Sur le plan humain quelle belle aventure entre amis! Entre la préparation, la planification, les entraînements, l'élaboration de la stratégie de course et les moments vécus ensemble durant le week-end, nous allons garder longtemps des souvenirs de cet UT4M! Un immense merci à mes trois compagnons pour ces belles émotions. Les courses en solo c'est chouette, les courses en équipe c'est encore une autre affaire! Vivement la prochaine...

Il ne faut surtout pas oublier l'énorme travail de fond qui a été mené pour l'organisation de cette épreuve. Monter une course de cette ampleur en si peu de temps et avec une telle précision, je ne peux que tirer mon chapeau et m'incliner très bas. Merci à tous les acteurs qui nous ont offert cette aventure exceptionnelle!

Enfin, c'est l'heure du bilan personnel.

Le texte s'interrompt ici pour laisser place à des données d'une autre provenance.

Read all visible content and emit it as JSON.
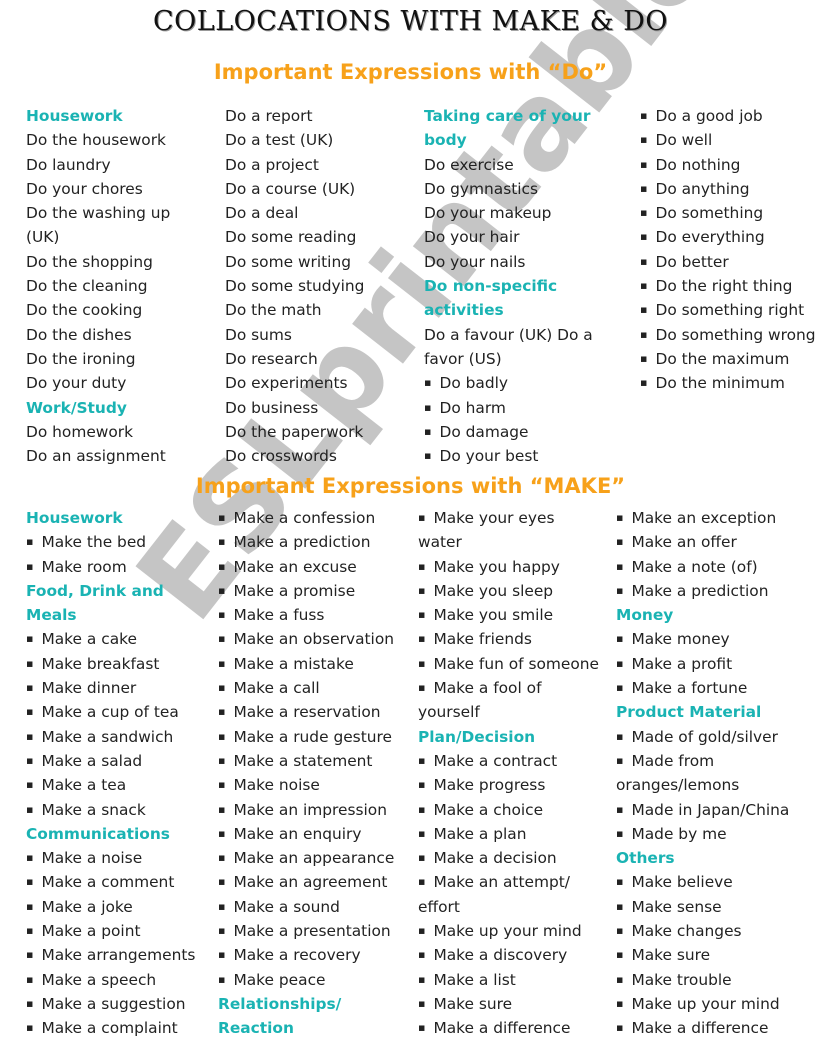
{
  "title": "COLLOCATIONS WITH MAKE & DO",
  "colors": {
    "heading": "#f7a11a",
    "category": "#1ab3b3",
    "text": "#222222",
    "watermark": "#969696"
  },
  "watermark": "ESLprintables.com",
  "do_section": {
    "heading": "Important Expressions with “Do”",
    "columns": [
      [
        {
          "t": "Housework",
          "k": "cat"
        },
        {
          "t": "Do the housework"
        },
        {
          "t": "Do laundry"
        },
        {
          "t": "Do your chores"
        },
        {
          "t": "Do the washing up"
        },
        {
          "t": "(UK)"
        },
        {
          "t": "Do the shopping"
        },
        {
          "t": "Do the cleaning"
        },
        {
          "t": "Do the cooking"
        },
        {
          "t": "Do the dishes"
        },
        {
          "t": "Do the ironing"
        },
        {
          "t": "Do your duty"
        },
        {
          "t": "Work/Study",
          "k": "cat"
        },
        {
          "t": "Do homework"
        },
        {
          "t": "Do an assignment"
        }
      ],
      [
        {
          "t": "Do a report"
        },
        {
          "t": "Do a test (UK)"
        },
        {
          "t": "Do a project"
        },
        {
          "t": "Do a course (UK)"
        },
        {
          "t": "Do a deal"
        },
        {
          "t": "Do some reading"
        },
        {
          "t": "Do some writing"
        },
        {
          "t": "Do some studying"
        },
        {
          "t": "Do the math"
        },
        {
          "t": "Do sums"
        },
        {
          "t": "Do research"
        },
        {
          "t": "Do experiments"
        },
        {
          "t": "Do business"
        },
        {
          "t": "Do the paperwork"
        },
        {
          "t": "Do crosswords"
        }
      ],
      [
        {
          "t": "Taking care of your",
          "k": "cat"
        },
        {
          "t": "body",
          "k": "cat"
        },
        {
          "t": "Do exercise"
        },
        {
          "t": "Do gymnastics"
        },
        {
          "t": "Do your makeup"
        },
        {
          "t": "Do your hair"
        },
        {
          "t": "Do your nails"
        },
        {
          "t": "Do non-specific",
          "k": "cat"
        },
        {
          "t": "activities",
          "k": "cat"
        },
        {
          "t": "Do a favour (UK) Do a"
        },
        {
          "t": "favor (US)"
        },
        {
          "t": "Do badly",
          "k": "bul"
        },
        {
          "t": "Do harm",
          "k": "bul"
        },
        {
          "t": "Do damage",
          "k": "bul"
        },
        {
          "t": "Do your best",
          "k": "bul"
        }
      ],
      [
        {
          "t": "Do a good job",
          "k": "bul"
        },
        {
          "t": "Do well",
          "k": "bul"
        },
        {
          "t": "Do nothing",
          "k": "bul"
        },
        {
          "t": "Do anything",
          "k": "bul"
        },
        {
          "t": "Do something",
          "k": "bul"
        },
        {
          "t": "Do everything",
          "k": "bul"
        },
        {
          "t": "Do better",
          "k": "bul"
        },
        {
          "t": "Do the right thing",
          "k": "bul"
        },
        {
          "t": "Do something right",
          "k": "bul"
        },
        {
          "t": "Do something wrong",
          "k": "bul"
        },
        {
          "t": "Do the maximum",
          "k": "bul"
        },
        {
          "t": "Do the minimum",
          "k": "bul"
        }
      ]
    ]
  },
  "make_section": {
    "heading": "Important Expressions with “MAKE”",
    "columns": [
      [
        {
          "t": "Housework",
          "k": "cat"
        },
        {
          "t": "Make the bed",
          "k": "bul"
        },
        {
          "t": "Make room",
          "k": "bul"
        },
        {
          "t": "Food, Drink and",
          "k": "cat"
        },
        {
          "t": "Meals",
          "k": "cat"
        },
        {
          "t": "Make a cake",
          "k": "bul"
        },
        {
          "t": "Make breakfast",
          "k": "bul"
        },
        {
          "t": "Make dinner",
          "k": "bul"
        },
        {
          "t": "Make a cup of tea",
          "k": "bul"
        },
        {
          "t": "Make a sandwich",
          "k": "bul"
        },
        {
          "t": "Make a salad",
          "k": "bul"
        },
        {
          "t": "Make a tea",
          "k": "bul"
        },
        {
          "t": "Make a snack",
          "k": "bul"
        },
        {
          "t": "Communications",
          "k": "cat"
        },
        {
          "t": "Make a noise",
          "k": "bul"
        },
        {
          "t": "Make a comment",
          "k": "bul"
        },
        {
          "t": "Make a joke",
          "k": "bul"
        },
        {
          "t": "Make a point",
          "k": "bul"
        },
        {
          "t": "Make arrangements",
          "k": "bul"
        },
        {
          "t": "Make a speech",
          "k": "bul"
        },
        {
          "t": "Make a suggestion",
          "k": "bul"
        },
        {
          "t": "Make a complaint",
          "k": "bul"
        }
      ],
      [
        {
          "t": "Make a confession",
          "k": "bul"
        },
        {
          "t": "Make a prediction",
          "k": "bul"
        },
        {
          "t": "Make an excuse",
          "k": "bul"
        },
        {
          "t": "Make a promise",
          "k": "bul"
        },
        {
          "t": "Make a fuss",
          "k": "bul"
        },
        {
          "t": "Make an observation",
          "k": "bul"
        },
        {
          "t": "Make a mistake",
          "k": "bul"
        },
        {
          "t": "Make a call",
          "k": "bul"
        },
        {
          "t": "Make a reservation",
          "k": "bul"
        },
        {
          "t": "Make a rude gesture",
          "k": "bul"
        },
        {
          "t": "Make a statement",
          "k": "bul"
        },
        {
          "t": "Make noise",
          "k": "bul"
        },
        {
          "t": "Make an impression",
          "k": "bul"
        },
        {
          "t": "Make an enquiry",
          "k": "bul"
        },
        {
          "t": "Make an appearance",
          "k": "bul"
        },
        {
          "t": "Make an agreement",
          "k": "bul"
        },
        {
          "t": "Make a sound",
          "k": "bul"
        },
        {
          "t": "Make a presentation",
          "k": "bul"
        },
        {
          "t": "Make a recovery",
          "k": "bul"
        },
        {
          "t": "Make peace",
          "k": "bul"
        },
        {
          "t": "Relationships/",
          "k": "cat"
        },
        {
          "t": "Reaction",
          "k": "cat"
        }
      ],
      [
        {
          "t": "Make your eyes",
          "k": "bul"
        },
        {
          "t": "water"
        },
        {
          "t": "Make you happy",
          "k": "bul"
        },
        {
          "t": "Make you sleep",
          "k": "bul"
        },
        {
          "t": "Make you smile",
          "k": "bul"
        },
        {
          "t": "Make friends",
          "k": "bul"
        },
        {
          "t": "Make fun of someone",
          "k": "bul"
        },
        {
          "t": "Make a fool of",
          "k": "bul"
        },
        {
          "t": "yourself"
        },
        {
          "t": "Plan/Decision",
          "k": "cat"
        },
        {
          "t": "Make a contract",
          "k": "bul"
        },
        {
          "t": "Make progress",
          "k": "bul"
        },
        {
          "t": "Make a choice",
          "k": "bul"
        },
        {
          "t": "Make a plan",
          "k": "bul"
        },
        {
          "t": "Make a decision",
          "k": "bul"
        },
        {
          "t": "Make an attempt/",
          "k": "bul"
        },
        {
          "t": "effort"
        },
        {
          "t": "Make up your mind",
          "k": "bul"
        },
        {
          "t": "Make a discovery",
          "k": "bul"
        },
        {
          "t": "Make a list",
          "k": "bul"
        },
        {
          "t": "Make sure",
          "k": "bul"
        },
        {
          "t": "Make a difference",
          "k": "bul"
        }
      ],
      [
        {
          "t": "Make an exception",
          "k": "bul"
        },
        {
          "t": "Make an offer",
          "k": "bul"
        },
        {
          "t": "Make a note (of)",
          "k": "bul"
        },
        {
          "t": "Make a prediction",
          "k": "bul"
        },
        {
          "t": "Money",
          "k": "cat"
        },
        {
          "t": "Make money",
          "k": "bul"
        },
        {
          "t": "Make a profit",
          "k": "bul"
        },
        {
          "t": "Make a fortune",
          "k": "bul"
        },
        {
          "t": "Product Material",
          "k": "cat"
        },
        {
          "t": "Made of gold/silver",
          "k": "bul"
        },
        {
          "t": "Made from",
          "k": "bul"
        },
        {
          "t": "oranges/lemons"
        },
        {
          "t": "Made in Japan/China",
          "k": "bul"
        },
        {
          "t": "Made by me",
          "k": "bul"
        },
        {
          "t": "Others",
          "k": "cat"
        },
        {
          "t": "Make believe",
          "k": "bul"
        },
        {
          "t": "Make sense",
          "k": "bul"
        },
        {
          "t": "Make changes",
          "k": "bul"
        },
        {
          "t": "Make sure",
          "k": "bul"
        },
        {
          "t": "Make trouble",
          "k": "bul"
        },
        {
          "t": "Make up your mind",
          "k": "bul"
        },
        {
          "t": "Make a difference",
          "k": "bul"
        }
      ]
    ]
  }
}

Malgré la joie de cet excellent résultat et de ma belle remontée au classement quelques points d'ombre subsistes: mon manque de lucidité quant à l'hydratation et ma stratégie de course suicidaire. Pourtant les chiffres semblent montrer le contraire, après avoir reporté les temps intermédiaires dans un tableur je m'aperçois que je ne suis pas le seul à être parti très vite: j'ai le 3ème temps sur la portion Vif - Laffrey, le second sur Laffrey - La Morte, le meilleur sur La Morte - Les Chalets et le second dans la descente sur Rioupéroux. Au final je signe le second meilleur relais du Taillefer. En résumé tout le monde cours vite jusqu'à La Morte puis c'est l’hécatombe dans le Pas de la Vache, j'ai beau exploser, je suis tout de même celui qui limite le plus les dégâts... Je suis curieux de voir ce que cela aurait pu donner avec un départ plus tempéré et un peu plus de liquide avalé... Quoi qu'il en soit cela reste une superbe performance dont je suis pleinement satisfait!

Durant ces 6h25 d'effort j'ai eu le temps de me rendre compte de ce que représentait un 160Km: des litres de sueur, un effort incroyable, aucun droit à l'erreur et un mental à toutes épreuves, bref cela m'a bien refroidi et pourtant je sens encore grandir l'envie de me frotter à un défi de cette ampleur... Je serais certainement fixé sur ce point dans deux mois après mon dernier gros objectif de l'année: l'Endurance Trail et ses 106Km. Après une saison déjà bien chargée la tâche me paraît énorme, je pense aborder cette course dans une optique de plaisir plus que de performance, en essayant d’engranger un maximum d'expérience en attendant la saison prochaine. Mais en attendant priorité à l'entrainement et aux courses du club.

Prochain rendez-vous aux 10Km de Balan!